40 cases of primary (PS), 40 of secondary (SS) and 23 of early latent syphilis were identified, 33% co-infected with HIV. 41% had concurrent sexually transmitted infections (STIs). Pain featured in 35% of PS and itch in 13% of rashes. Dark ground microscopy (DGM), performed in 44 of the symptomatic cases, was positive in 37 (84%) allowing early management. Initial syphilis serology was negative in 15/40 (37%) cases of PS. 51% and 49% opted for parenteral and oral treatment, respectively. In 53/103 (51%) cases oral sex was the only risk factor. 86% of infections were UK acquired. Only 4% of contacts were seen.

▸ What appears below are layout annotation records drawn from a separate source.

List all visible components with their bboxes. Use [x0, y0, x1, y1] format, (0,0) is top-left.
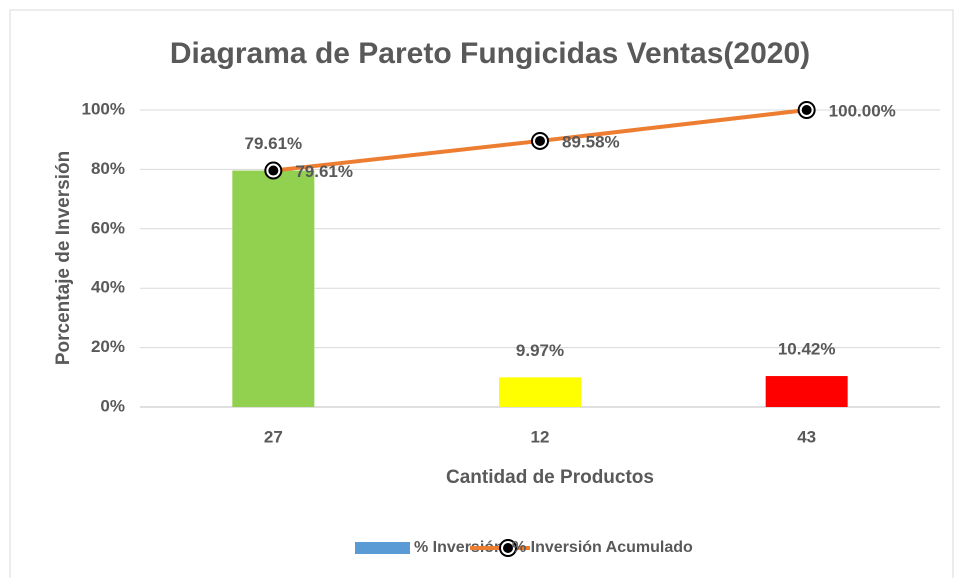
- line-value-label: 100.00%: [829, 101, 896, 120]
- legend-label: % Inversión Acumulado: [512, 539, 693, 556]
- line-value-label: 89.58%: [562, 132, 620, 151]
- bar-value-label: 9.97%: [516, 341, 564, 360]
- x-axis-label: Cantidad de Productos: [446, 467, 654, 488]
- line-marker: [797, 101, 816, 119]
- marker-dot: [535, 135, 545, 146]
- bar-value-label: 79.61%: [244, 134, 302, 153]
- bar-value-label: 10.42%: [778, 340, 836, 359]
- line-marker: [531, 131, 549, 150]
- x-tick-label: 43: [797, 427, 816, 446]
- bar: [232, 170, 315, 407]
- y-tick-label: 80%: [91, 159, 125, 178]
- y-axis-label: Porcentaje de Inversión: [53, 151, 74, 365]
- line-marker: [264, 161, 283, 180]
- y-tick-label: 0%: [100, 396, 125, 415]
- marker-dot: [801, 105, 812, 115]
- legend-label: % Inversión: [414, 539, 504, 556]
- marker-dot: [268, 165, 279, 176]
- line-value-label: 79.61%: [295, 162, 353, 181]
- y-tick-label: 40%: [91, 278, 125, 297]
- bar: [499, 377, 581, 407]
- chart-frame: [9, 9, 954, 578]
- bar: [765, 376, 848, 407]
- x-tick-label: 27: [264, 427, 283, 446]
- x-tick-label: 12: [531, 427, 550, 446]
- legend-marker-dot: [503, 543, 513, 553]
- y-tick-label: 100%: [82, 99, 125, 118]
- legend-swatch: [355, 542, 410, 554]
- chart-title: Diagrama de Pareto Fungicidas Ventas(202…: [170, 37, 810, 70]
- y-tick-label: 20%: [91, 337, 125, 356]
- y-tick-label: 60%: [91, 218, 125, 237]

This outbreak, reflecting the resurgence of syphilis across the United Kingdom, highlights several important points. Painful chancres and itchy rash are common presentations. DGM is a highly sensitive diagnostic tool. Initial negative serological screening tests are common in PS and sero-surveillance for 3 months is recommended. The high prevalence of concomitant STIs indicates ongoing unprotected sexual intercourse. Oral sex is a significant risk factor and is a distinctly "unsafe" practice. Conventional partner notification is ineffective. Other methods of screening of the at-risk homosexual population are warranted. Continued education is required to reduce STI acquisition in homosexual men.